Ein Faktor, der Ablenkung ermöglicht, ist laut Mark das Design des Internets selbst mit seiner „Knoten- und Link“-Struktur.

„Wenn Sie die Geschichte des Internets kennen, wurde es eigentlich entwickelt, um es den Menschen sehr einfach zu machen, mithilfe dieser Netzwerkstruktur Informationen zu finden“, sagte Mark. „Der Grund dafür ist, dass Menschen in Assoziationen denken und das menschliche Gedächtnis theoretisch als semantisches Netzwerk strukturiert ist.

„Wenn Sie also zu einem Wikipedia-Artikel gehen, gibt es so viele Einstiegspunkte in das Netzwerk Ihres Geistes“, sagte sie. „Wir sind gerüstet. Wir denken an Assoziationen und wir müssen nur auf Links klicken. Manchmal kann es ein innerer Gedanke sein, der hochkommt, oder ein Drang. Und dann suchen wir im Internet danach und machen eine Spritztour .”

Auch die Persönlichkeit einer Person spielt eine Rolle. Mark sagte, dass manche Menschen besser darin sind, sich selbst zu regulieren als andere. Diejenigen, die nicht so gut sind, schneiden bei psychologischen Maßstäben für Impulsivität tendenziell besser ab und haben eine geringe Gewissenhaftigkeit. Menschen mit hohen neurotischen Werten haben laut Mark auch tendenziell kürzere Aufmerksamkeitsspannen.

Darüber hinaus werden wir ständig von dem Wunsch beeinflusst, soziales Kapital und Einfluss zu erhalten, die mit der Funktionsweise von Technologien wie Social Media einhergehen.

Abgesehen von diesen Faktoren argumentiert der Psychologe, dass das breitere Medienumfeld kürzere Aufmerksamkeitsspannen verstärkt.

„Zum Beispiel ist die Länge von Film- und Fernsehaufnahmen auf vier Sekunden gesunken“, sagte Mark. „Ich kann nicht sagen, dass diese unsere kurze Aufmerksamkeitsspanne verursachen – es könnte sehr gut sein, dass Redakteure und Regisseure ihr Material darauf ausrichten, was ihrer Meinung nach unsere Aufmerksamkeitsspanne ist, oder dass sie von ihrer eigenen kurzen Aufmerksamkeitsspanne beeinflusst werden . Aber der Punkt ist, es stärkt uns.“

Auch die Länge der Anzeigen ist zurückgegangen.
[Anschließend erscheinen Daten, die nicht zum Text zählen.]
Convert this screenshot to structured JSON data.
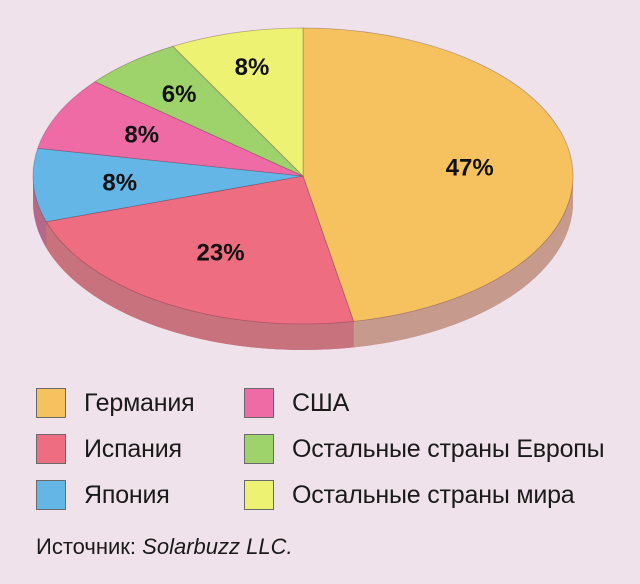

Mark sagte, dass 60-Sekunden-Anzeigen früher recht üblich waren, jetzt ist es nicht ungewöhnlich, Werbespots zu sehen, die sechs Sekunden dauern.
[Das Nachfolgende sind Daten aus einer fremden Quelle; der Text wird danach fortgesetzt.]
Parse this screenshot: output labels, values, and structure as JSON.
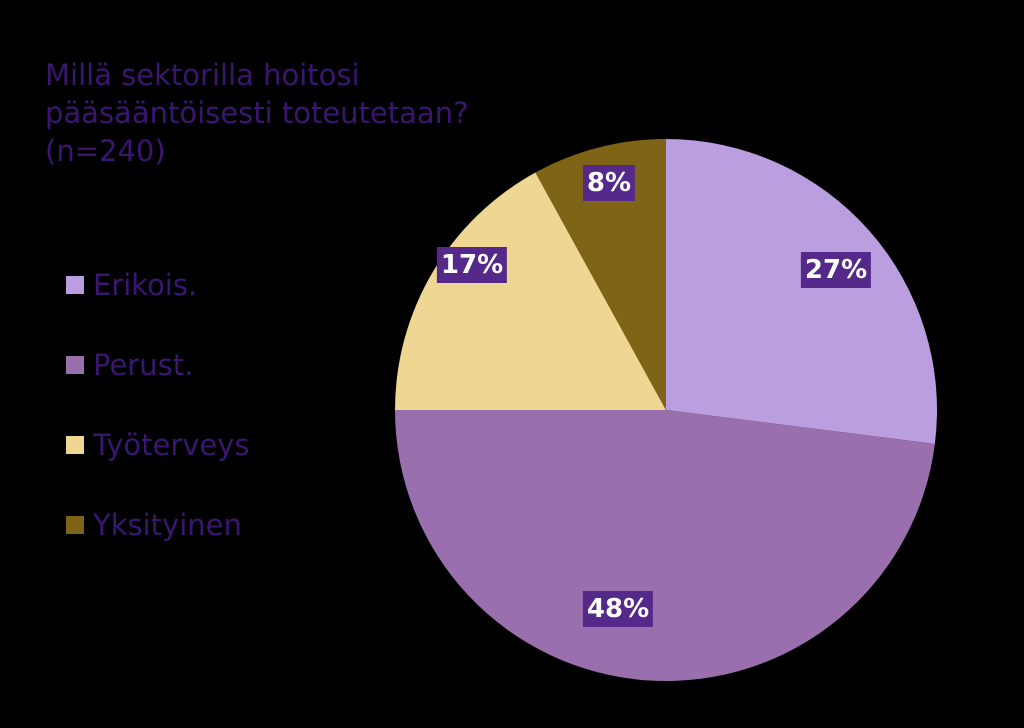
{
  "title": {
    "lines": [
      "Millä sektorilla hoitosi",
      "pääsääntöisesti toteutetaan?",
      "(n=240)"
    ]
  },
  "legend": {
    "items": [
      {
        "label": "Erikois.",
        "color": "#bb9ee0"
      },
      {
        "label": "Perust.",
        "color": "#9a6fae"
      },
      {
        "label": "Työterveys",
        "color": "#efd693"
      },
      {
        "label": "Yksityinen",
        "color": "#7f6316"
      }
    ]
  },
  "labels": {
    "erikois": "27%",
    "perust": "48%",
    "tyoterveys": "17%",
    "yksityinen": "8%"
  },
  "colors": {
    "title": "#3b1670",
    "label_bg": "#55298a",
    "label_text": "#ffffff",
    "background": "#000000"
  },
  "chart_data": {
    "type": "pie",
    "title": "Millä sektorilla hoitosi pääsääntöisesti toteutetaan? (n=240)",
    "categories": [
      "Erikois.",
      "Perust.",
      "Työterveys",
      "Yksityinen"
    ],
    "values": [
      27,
      48,
      17,
      8
    ],
    "unit": "%",
    "colors": [
      "#bb9ee0",
      "#9a6fae",
      "#efd693",
      "#7f6316"
    ],
    "start_angle": "12 o'clock",
    "direction": "clockwise",
    "legend_position": "left",
    "data_labels": true
  }
}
„Wir sehen also eine Verkürzung in anderen Aspekten der Medien“, sagte Mark. „Dann beschränken soziale Medien natürlich die Länge der Inhalte, die Sie posten können. Und es ist schwierig, lange Passagen zu schreiben, während Sie SMS schreiben. All diese Dinge zwingen uns, Dinge in kurzen Schnipseln zu lesen.“

„Diese breiteren Medien arbeiten zusammen, um uns darin zu bestärken, kurze Aufmerksamkeitsspannen zu haben. Und natürlich nehmen die Quellen von Unterbrechungen mit all den neuen Technologien da draußen immer mehr zu“, sagte sie.